In der VR China selbst sei das Echo im Internet weit weniger offensichtlich. Shi Ming: "Der 20. Jahrestag der gewaltsamen Niederschlagung der Proteste auf dem Tiananmen-Platz ist in der Volksrepublik ein Tabu-Thema." Jede Beschäftigung damit, etwa in einem Blog, sei aufgrund der scharfen Zensur äußerst gefährlich. "Das Internet in China ist zum nationalen Intranet verkommen", so Shi Ming.
Und doch führe dies bei Bloggern in China selbst keineswegs zu Sprachlosigkeit.
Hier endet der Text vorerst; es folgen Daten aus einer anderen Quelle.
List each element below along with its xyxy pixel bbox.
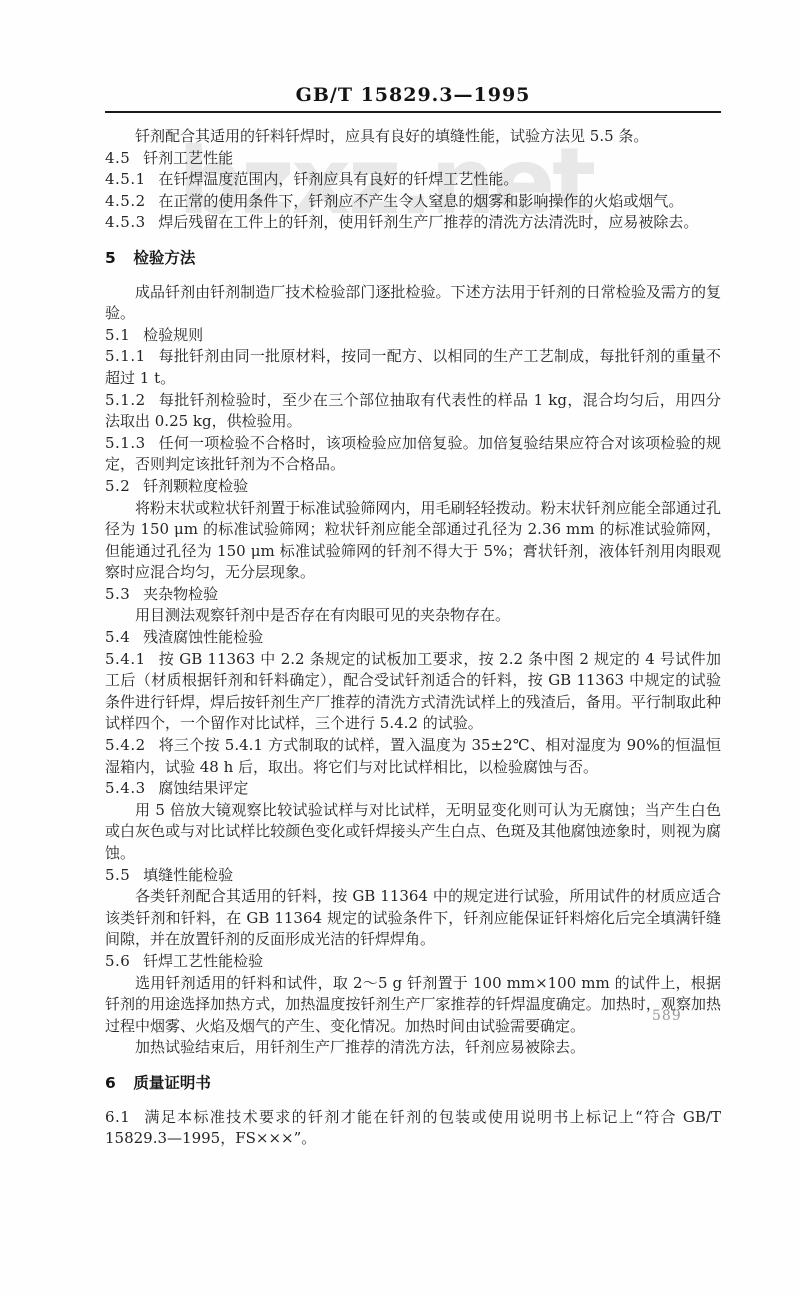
numbered-clause-paragraph: 4.5.3焊后残留在工件上的钎剂，使用钎剂生产厂推荐的清洗方法清洗时，应易被除去… <box>105 212 721 234</box>
body-text: 钎剂配合其适用的钎料钎焊时，应具有良好的填缝性能，试验方法见 5.5 条。4.5… <box>105 126 721 1150</box>
clause-text: 按 GB 11363 中 2.2 条规定的试板加工要求，按 2.2 条中图 2 … <box>105 650 721 733</box>
clause-number: 5.4.1 <box>105 650 146 668</box>
clause-heading: 5.4.3腐蚀结果评定 <box>105 778 721 800</box>
clause-heading: 4.5钎剂工艺性能 <box>105 148 721 170</box>
numbered-clause-paragraph: 4.5.2在正常的使用条件下，钎剂应不产生令人窒息的烟雾和影响操作的火焰或烟气。 <box>105 191 721 213</box>
clause-number: 5.1.2 <box>105 391 146 409</box>
clause-number: 4.5.3 <box>105 213 146 231</box>
clause-text: 填缝性能检验 <box>143 866 233 884</box>
numbered-clause-paragraph: 5.1.3任何一项检验不合格时，该项检验应加倍复验。加倍复验结果应符合对该项检验… <box>105 433 721 476</box>
clause-heading: 5.1检验规则 <box>105 325 721 347</box>
clause-text: 每批钎剂检验时，至少在三个部位抽取有代表性的样品 1 kg，混合均匀后，用四分法… <box>105 391 721 431</box>
header-rule <box>105 111 721 113</box>
clause-text: 在正常的使用条件下，钎剂应不产生令人窒息的烟雾和影响操作的火焰或烟气。 <box>158 192 683 210</box>
clause-number: 5.6 <box>105 952 130 970</box>
clause-number: 4.5.1 <box>105 170 146 188</box>
clause-text: 任何一项检验不合格时，该项检验应加倍复验。加倍复验结果应符合对该项检验的规定，否… <box>105 434 721 474</box>
clause-number: 4.5 <box>105 149 130 167</box>
section-heading: 6质量证明书 <box>105 1073 721 1095</box>
clause-number: 5.5 <box>105 866 130 884</box>
numbered-clause-paragraph: 5.4.1按 GB 11363 中 2.2 条规定的试板加工要求，按 2.2 条… <box>105 649 721 735</box>
body-paragraph: 将粉末状或粒状钎剂置于标准试验筛网内，用毛刷轻轻拨动。粉末状钎剂应能全部通过孔径… <box>105 498 721 584</box>
page-number: 589 <box>652 1008 682 1024</box>
body-paragraph: 成品钎剂由钎剂制造厂技术检验部门逐批检验。下述方法用于钎剂的日常检验及需方的复验… <box>105 282 721 325</box>
clause-text: 质量证明书 <box>133 1074 211 1092</box>
clause-number: 5.2 <box>105 477 130 495</box>
section-heading: 5检验方法 <box>105 248 721 270</box>
clause-text: 在钎焊温度范围内，钎剂应具有良好的钎焊工艺性能。 <box>158 170 518 188</box>
clause-heading: 5.4残渣腐蚀性能检验 <box>105 627 721 649</box>
clause-text: 钎剂颗粒度检验 <box>143 477 248 495</box>
standard-number-header: GB/T 15829.3—1995 <box>105 84 721 106</box>
clause-number: 5.3 <box>105 585 130 603</box>
clause-text: 夹杂物检验 <box>143 585 218 603</box>
clause-number: 5.4 <box>105 628 130 646</box>
body-paragraph: 各类钎剂配合其适用的钎料，按 GB 11364 中的规定进行试验，所用试件的材质… <box>105 886 721 951</box>
clause-text: 钎焊工艺性能检验 <box>143 952 263 970</box>
document-page: bzxz.net GB/T 15829.3—1995 钎剂配合其适用的钎料钎焊时… <box>0 0 800 1296</box>
clause-number: 5.1 <box>105 326 130 344</box>
clause-number: 5.4.2 <box>105 736 146 754</box>
clause-text: 将三个按 5.4.1 方式制取的试样，置入温度为 35±2℃、相对湿度为 90%… <box>105 736 721 776</box>
clause-text: 腐蚀结果评定 <box>158 779 248 797</box>
clause-number: 5.1.3 <box>105 434 146 452</box>
body-paragraph: 用目测法观察钎剂中是否存在有肉眼可见的夹杂物存在。 <box>105 605 721 627</box>
body-paragraph: 钎剂配合其适用的钎料钎焊时，应具有良好的填缝性能，试验方法见 5.5 条。 <box>105 126 721 148</box>
clause-number: 5 <box>105 249 116 267</box>
clause-text: 钎剂工艺性能 <box>143 149 233 167</box>
clause-heading: 5.5填缝性能检验 <box>105 865 721 887</box>
clause-heading: 5.3夹杂物检验 <box>105 584 721 606</box>
clause-text: 焊后残留在工件上的钎剂，使用钎剂生产厂推荐的清洗方法清洗时，应易被除去。 <box>158 213 698 231</box>
body-paragraph: 加热试验结束后，用钎剂生产厂推荐的清洗方法，钎剂应易被除去。 <box>105 1037 721 1059</box>
clause-heading: 5.6钎焊工艺性能检验 <box>105 951 721 973</box>
clause-number: 6.1 <box>105 1108 130 1126</box>
numbered-clause-paragraph: 4.5.1在钎焊温度范围内，钎剂应具有良好的钎焊工艺性能。 <box>105 169 721 191</box>
numbered-clause-paragraph: 5.1.1每批钎剂由同一批原材料，按同一配方、以相同的生产工艺制成，每批钎剂的重… <box>105 346 721 389</box>
body-paragraph: 选用钎剂适用的钎料和试件，取 2～5 g 钎剂置于 100 mm×100 mm … <box>105 973 721 1038</box>
clause-text: 满足本标准技术要求的钎剂才能在钎剂的包装或使用说明书上标记上“符合 GB/T 1… <box>105 1108 721 1148</box>
clause-text: 残渣腐蚀性能检验 <box>143 628 263 646</box>
numbered-clause-paragraph: 5.1.2每批钎剂检验时，至少在三个部位抽取有代表性的样品 1 kg，混合均匀后… <box>105 390 721 433</box>
clause-number: 5.1.1 <box>105 347 146 365</box>
numbered-clause-paragraph: 5.4.2将三个按 5.4.1 方式制取的试样，置入温度为 35±2℃、相对湿度… <box>105 735 721 778</box>
clause-text: 检验规则 <box>143 326 203 344</box>
clause-text: 检验方法 <box>133 249 195 267</box>
numbered-clause-paragraph: 6.1满足本标准技术要求的钎剂才能在钎剂的包装或使用说明书上标记上“符合 GB/… <box>105 1107 721 1150</box>
clause-heading: 5.2钎剂颗粒度检验 <box>105 476 721 498</box>
clause-number: 6 <box>105 1074 116 1092</box>
body-paragraph: 用 5 倍放大镜观察比较试验试样与对比试样，无明显变化则可认为无腐蚀；当产生白色… <box>105 800 721 865</box>
page-content: GB/T 15829.3—1995 钎剂配合其适用的钎料钎焊时，应具有良好的填缝… <box>105 0 721 1150</box>
clause-text: 每批钎剂由同一批原材料，按同一配方、以相同的生产工艺制成，每批钎剂的重量不超过 … <box>105 347 721 387</box>
clause-number: 4.5.2 <box>105 192 146 210</box>
clause-number: 5.4.3 <box>105 779 146 797</box>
Shi Ming: "Sie praktizieren rund um den Jahrestag genau das, was Yang Hengjun in Bonn gesagt hat: Jeder Blog in China ist ein kleiner Protestplatz." Politisch aktive Kräfte nähmen den Jahrestag zum Anlass, neue technische Tricks und sprachliche Codes zu entwickeln, um das Massaker trotz der möglichen Repressalien zu thematisieren. So hätten chinesische Blogger zum Beispiel das Datum "35. Mai" eingeführt. Zähle man die kalendarisch nicht existierenden Tage weiter, komme man genau auf den Jahrestag des Massakers am 4. Juni. Binnen weniger Stunden seien zahlreiche innerchinesische Diskussionsforen "auf diesen Code aufgesprungen". In verschlüsselten Formulierungen hätten chinesische Diskutanten den Erfolg ihres Codes gefeiert und den Umstand, dass selbst die größte Internetpolizei der Welt überlistet worden sei.
Das aktuelle Beispiel, so Shi Ming, sei "hochinteressant auch im Hinblick auf die weitere Entwicklung des Internet in der VR China als sozialer Kommunikationsraum. Die Parallelität von zwei Lauffeuern - das eine im westlichen Internet, das andere im chinesischen - korrespondiert und zeigt die potenzielle Kraft einer globalen zivilgesellschaftlichen Kommunikation."